Hello @Juha_Kinnunen
No worries 
Do you mean that Talenom would have enough resources to create its own organization for Easor + the necessary capital resources for growth? How do you see this spin-off happening on the stock exchange, and how would the organizations + balance sheet be divided? Currently, the leverage of just under 2.5 prevents inorganic growth through office acquisitions, and on top of this would come Easor’s growth investments + an annual dividend growing by 0.01 cents per share. The same problem would still exist, even if there were two separate companies, or how would additional capital suddenly appear other than through an issue? An issue would again be a poor option if the valuation is at this level. In this scenario, it would be difficult to see many more acquisitions if Easor is truly intended to be ramped up. Due to the “ramp-up,” it’s very difficult to see any other scenario than it ending up in the hands of a company in the field (Visma, Accountor, Fortnox…), which would be ready to take over directly + have the resources for expansion. On top of this, there would be higher administrative costs from two organizations.
One major problem with splitting is the sheer size. Even in the last couple of months, a large part of the trading volume has just been Danske’s block trades, and the rest of the volume has been very small. Even if the market values of the companies combined were to rise by, say, 50% in a dual-listing, we would still be at a 125-150m mcap. The market values + trading volume would remain far too small to attract foreign investors in particular. Nowadays, it seems that smaller growth companies are sold off by funds after reaching 200-250m€.
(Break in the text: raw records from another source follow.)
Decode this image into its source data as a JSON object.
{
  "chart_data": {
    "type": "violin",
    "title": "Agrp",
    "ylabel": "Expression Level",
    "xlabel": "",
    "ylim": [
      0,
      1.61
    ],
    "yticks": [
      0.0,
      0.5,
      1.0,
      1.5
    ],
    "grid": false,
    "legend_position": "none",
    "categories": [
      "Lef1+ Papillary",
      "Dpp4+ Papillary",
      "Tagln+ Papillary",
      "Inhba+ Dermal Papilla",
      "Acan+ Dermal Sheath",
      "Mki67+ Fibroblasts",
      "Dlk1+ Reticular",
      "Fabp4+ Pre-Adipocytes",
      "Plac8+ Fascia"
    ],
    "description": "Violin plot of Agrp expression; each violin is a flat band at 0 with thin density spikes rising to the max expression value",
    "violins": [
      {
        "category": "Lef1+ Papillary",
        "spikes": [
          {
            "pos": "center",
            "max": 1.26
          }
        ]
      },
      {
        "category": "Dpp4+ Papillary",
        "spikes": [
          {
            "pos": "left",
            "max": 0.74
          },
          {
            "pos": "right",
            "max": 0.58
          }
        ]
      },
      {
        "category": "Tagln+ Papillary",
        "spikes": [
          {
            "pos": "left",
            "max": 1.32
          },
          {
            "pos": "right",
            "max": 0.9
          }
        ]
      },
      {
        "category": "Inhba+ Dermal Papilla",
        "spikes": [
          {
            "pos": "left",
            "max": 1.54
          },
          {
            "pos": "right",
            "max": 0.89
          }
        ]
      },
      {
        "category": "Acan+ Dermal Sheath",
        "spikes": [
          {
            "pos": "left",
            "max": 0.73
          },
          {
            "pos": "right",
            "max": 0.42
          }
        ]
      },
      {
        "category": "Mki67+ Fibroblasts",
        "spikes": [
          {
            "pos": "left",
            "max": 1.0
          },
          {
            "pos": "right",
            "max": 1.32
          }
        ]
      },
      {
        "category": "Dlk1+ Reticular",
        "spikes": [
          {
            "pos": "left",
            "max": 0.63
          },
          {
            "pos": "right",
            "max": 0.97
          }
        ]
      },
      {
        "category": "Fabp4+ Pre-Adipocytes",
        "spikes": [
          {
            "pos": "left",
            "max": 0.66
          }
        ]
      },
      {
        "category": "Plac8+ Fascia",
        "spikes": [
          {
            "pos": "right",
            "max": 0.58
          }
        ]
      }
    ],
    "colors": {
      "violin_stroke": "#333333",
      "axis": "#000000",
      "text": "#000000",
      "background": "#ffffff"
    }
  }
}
I personally see Easor’s exit as the only real value-enhancing option for shareholders and a realistic alternative. In this case, the sum of the parts is unlocked, and Talenom can implement what it was once good at and focus on it completely. Also, leverage would not be an issue for a while, and we could jump to the next level. Now there would be good resources for this, and acquisition targets would be found. Especially in Spain, there would be good potential for growth, and once the foundation in Sweden is in order, there too. I wouldn’t see any reason why the Tahkolas wouldn’t continue with this, and this would be the “we want to grow” that has been painted. Rantalainen has now done this and expanded to Norway in addition to Sweden. If Easor’s listing is decided upon, it’s up to the Tahkolas which one remains listed if the price is at this level. This brings up the Accountor case, where it’s easier to sell the companies separately, and traditional Talenom could also be taken out through a redemption. I personally don’t hope for this scenario.
To the previous question again 
How much do you see the depreciation + investments of the remaining operations in Talenom decreasing (if office acquisitions are not included in these)? These are now partly buried under Talenom’s operations and would transfer to Easor.
“Net investments for January 1 – June 30, 2025, totaled EUR 10.4 (13.1) million. Investments due to new customer agreements amounted to EUR 1.8 (1.8) million during the review period. Investments in software and digital services amounted to EUR 5.9 (7.9) million during the review period. Investments in own software decreased by approximately EUR 1.9 million compared to the reference period. Technology investments were directed at developing customer interfaces and further developing automation.”
I caught a news item about Fortnox that disappeared from my browser history. EQT had commented that the goal is international expansion, but not until 2027. I’ll post it here if it comes up again.